Y que conste que no se trata de que Eloína tenga algún tipo de resentimiento ni
nada parecido. Tampoco significa que le parezca mal la estrategia; y mucho
menos a ella que sufre del mismo mal. En casa todos sabemos que se llama Rita
Eloína Padrón, a secas, y que, como ha sido casi lugar común en este país, su padre no la
reconoció. No obstante, suele argumentar que su verdadera partida de nacimiento
(desaparecida en un incendio del registro, según cuenta) no dejaba lugar a
dudas acerca del linaje del cual supuestamente procede. Dice llamarse realmente
Rita Eloína Padrón Urdaneta. Cuando bromeamos con esto, acude a un antiguo árbol genealógico que
alguna vez encargó a un charlatán de esos que operan en Internet y nos echa en
cara su sangre independentista, así como para enrostrarnos que, cuando logre
desenmarañar la verdad de su nacimiento,
demostrará que es “tataranieta” del general Rafael Urdaneta.
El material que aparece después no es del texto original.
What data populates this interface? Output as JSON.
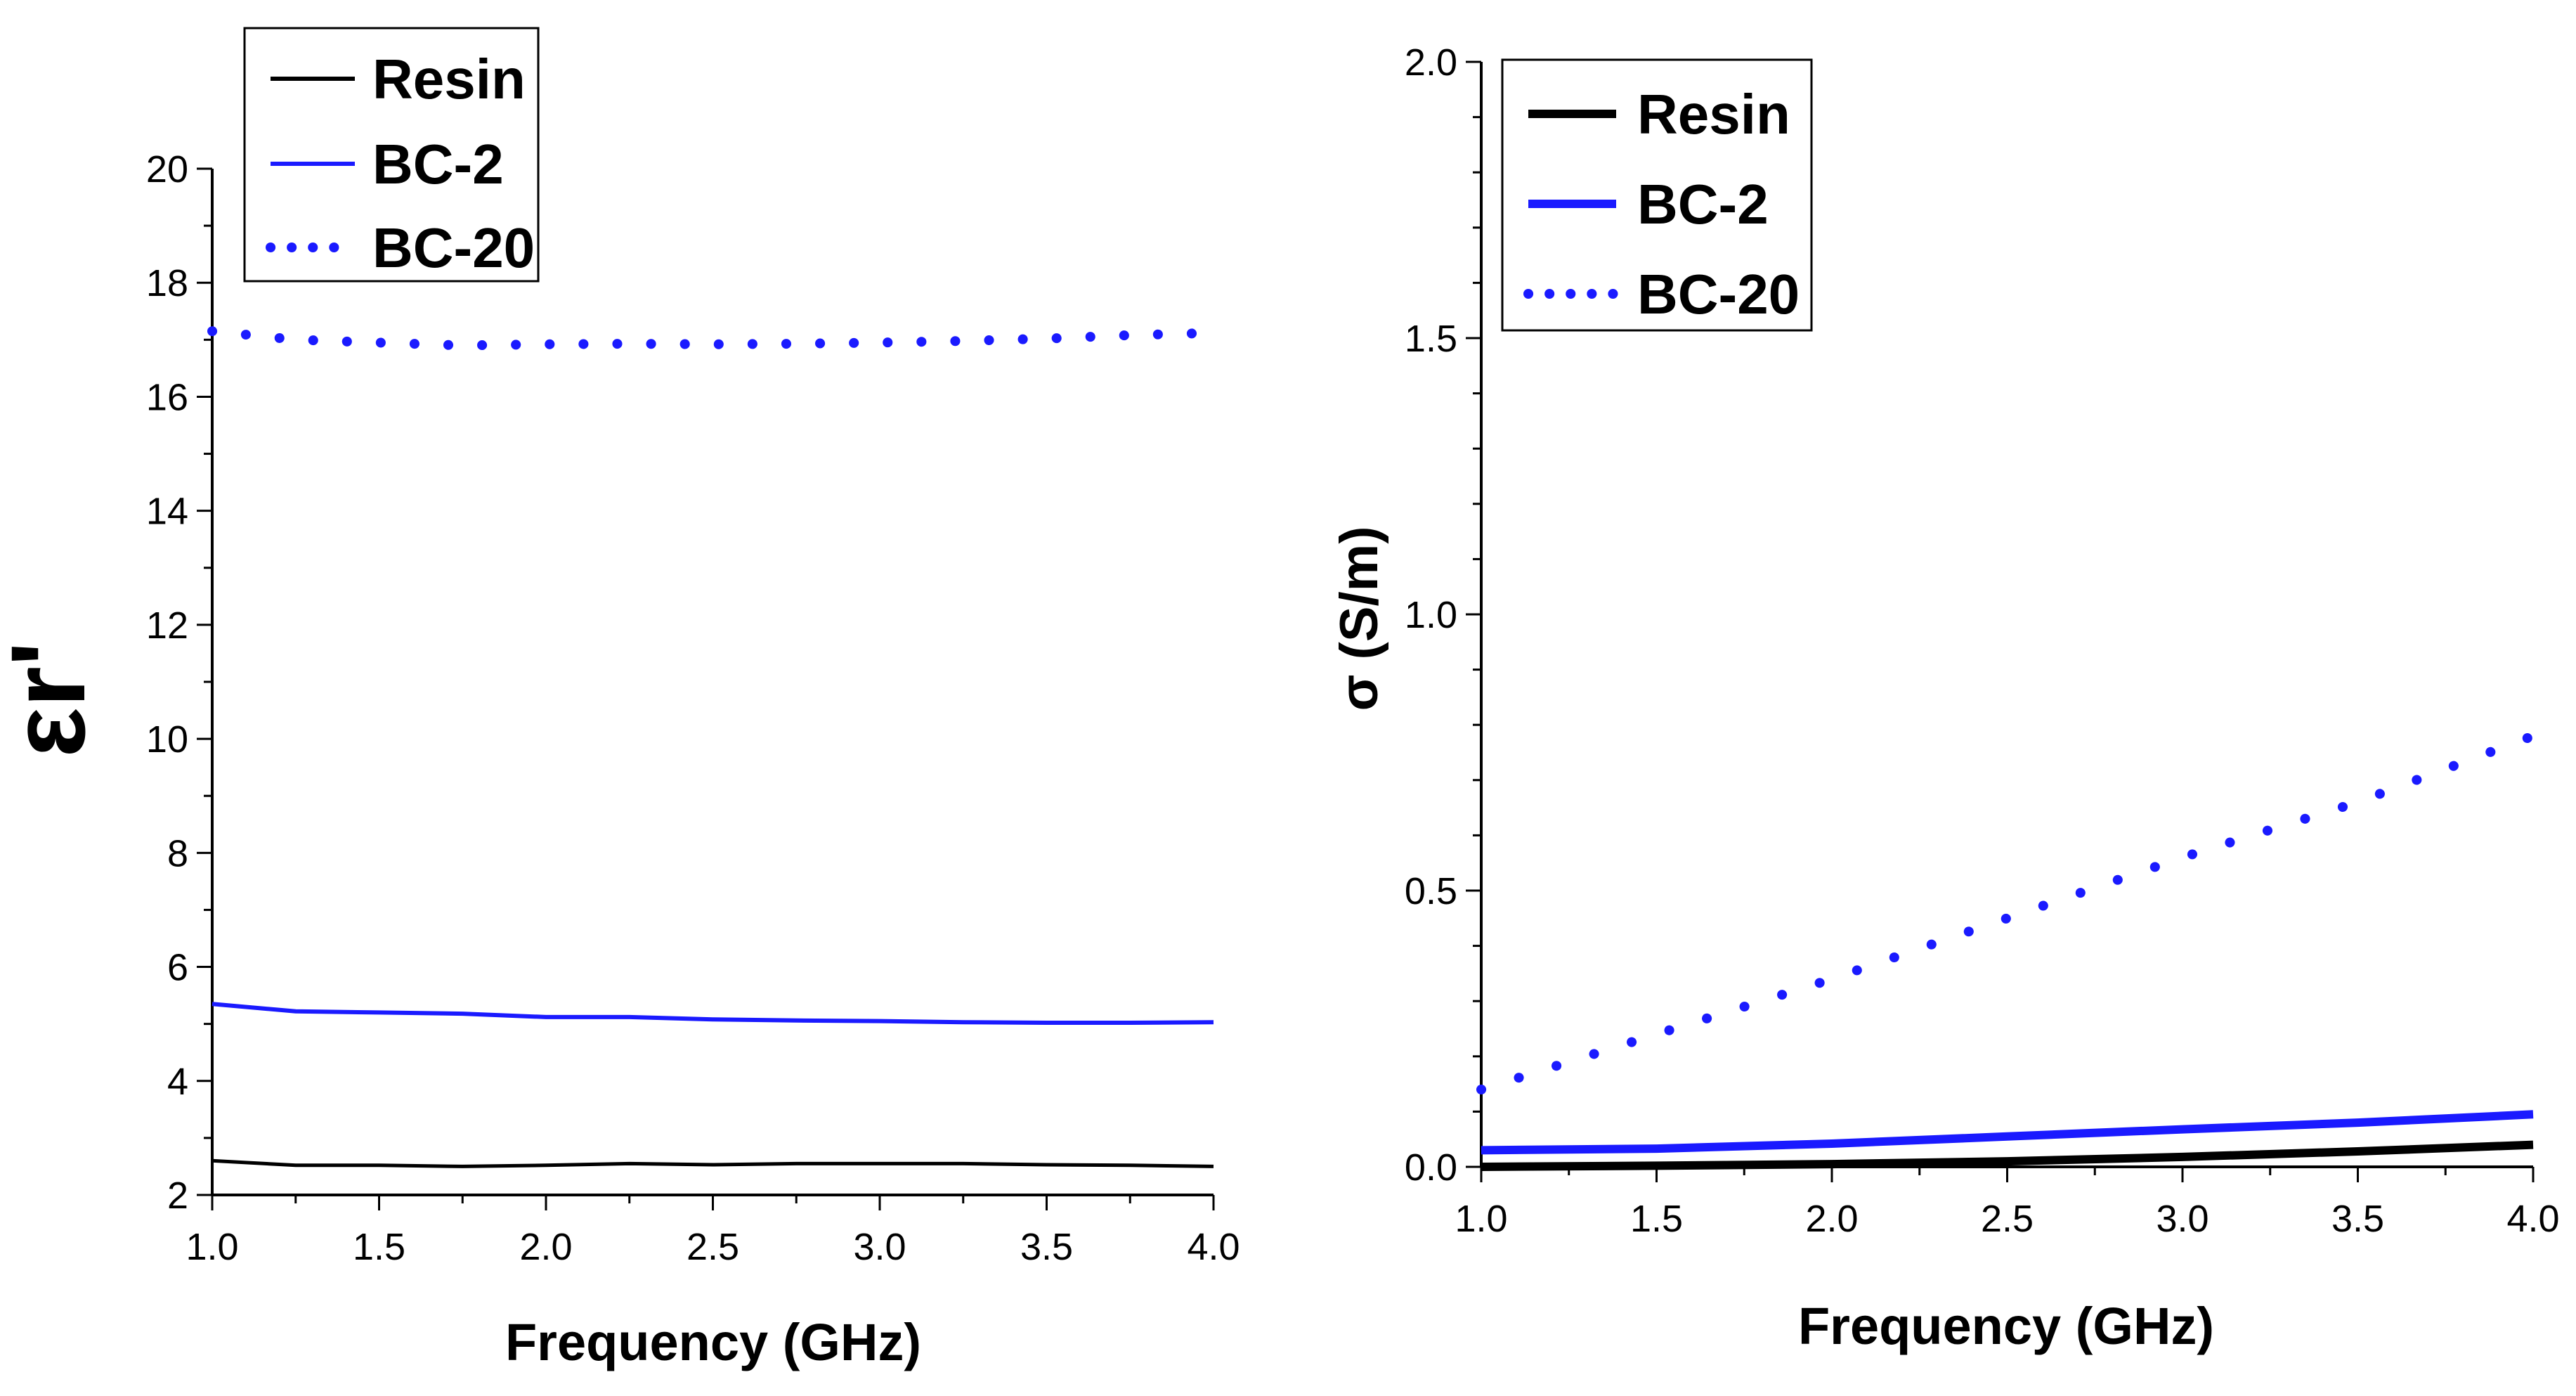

A decir verdad, nada malo tiene hacer gala de dicha tradición si de
verdad se pertenece a ella. No obstante, el asunto se complica con aquellos
que, sin vínculos reales de ninguna naturaleza (como mi tía), se apropian de patronímicos
históricamente muy importantes. Tal es el caso actual de la amplísima pléyade
de herederos “históricos”, parientes, primos o “hijos de Bolívar”. Hasta donde hemos
leído, don Simón fue prolífico en amores pero más moderado en cuanto a
descendencia. Existe un interesante y
muy ameno libro del escritor trujillano Ramón Urdaneta que sería una delicia
para quienes deseen enterarse del abundante cotilleo que ha girado en torno a
este asuntillo sobre el Libertador: Los
amores de Simón Bolívar y sus hijos secretos (Caracas: Historia y Tradición
Grupo Editorial, 2003).
En
un recorrido de 32 años que va desde la edad de 16 hasta la fecha de su muerte
(1830), Urdaneta atribuye al gigante de América veintisiete amantes formales,
más otras nueve que podrían ser consideradas de segundo orden. No obstante, en
cuanto a retoños sanguíneos directos, apenas se atreve a recordarnos de la
existencia documentada de dos: uno de madre boliviana (José Antonio de la
Trinidad Costas, 1826-1895) y otro
engendrado con una señora de Colombia: Miguel Simón Camacho (1819-1898).
Si
la información aportada por el historiador es verídica, hasta allí llegarían realmente los hijos de
Bolívar y ninguno de ellos fue procreado en Venezuela. El resto de los que
presumen de tales no va para el baile. Aprovechándose de la longitud del nombre
completo de tan distinguido y bizarro héroe (Simón José
Antonio de la Santísima Trinidad Bolívar Ponte y Palacios Blanco),
es vasta la multitud de supuestos herederos gratuitos que por doquier le han
salido. Aunque realmente no lo sean, abundan, así, los que se consideran
bolivarianos hijos de pura cepa. Y todo por lustrarse con escapulario ajeno en
un país en el que —como sugería Oswaldo Trejo; y aunque no parezca—, el nombre
de familia puede servir de pasaporte o salvoconducto para muchos asuntos.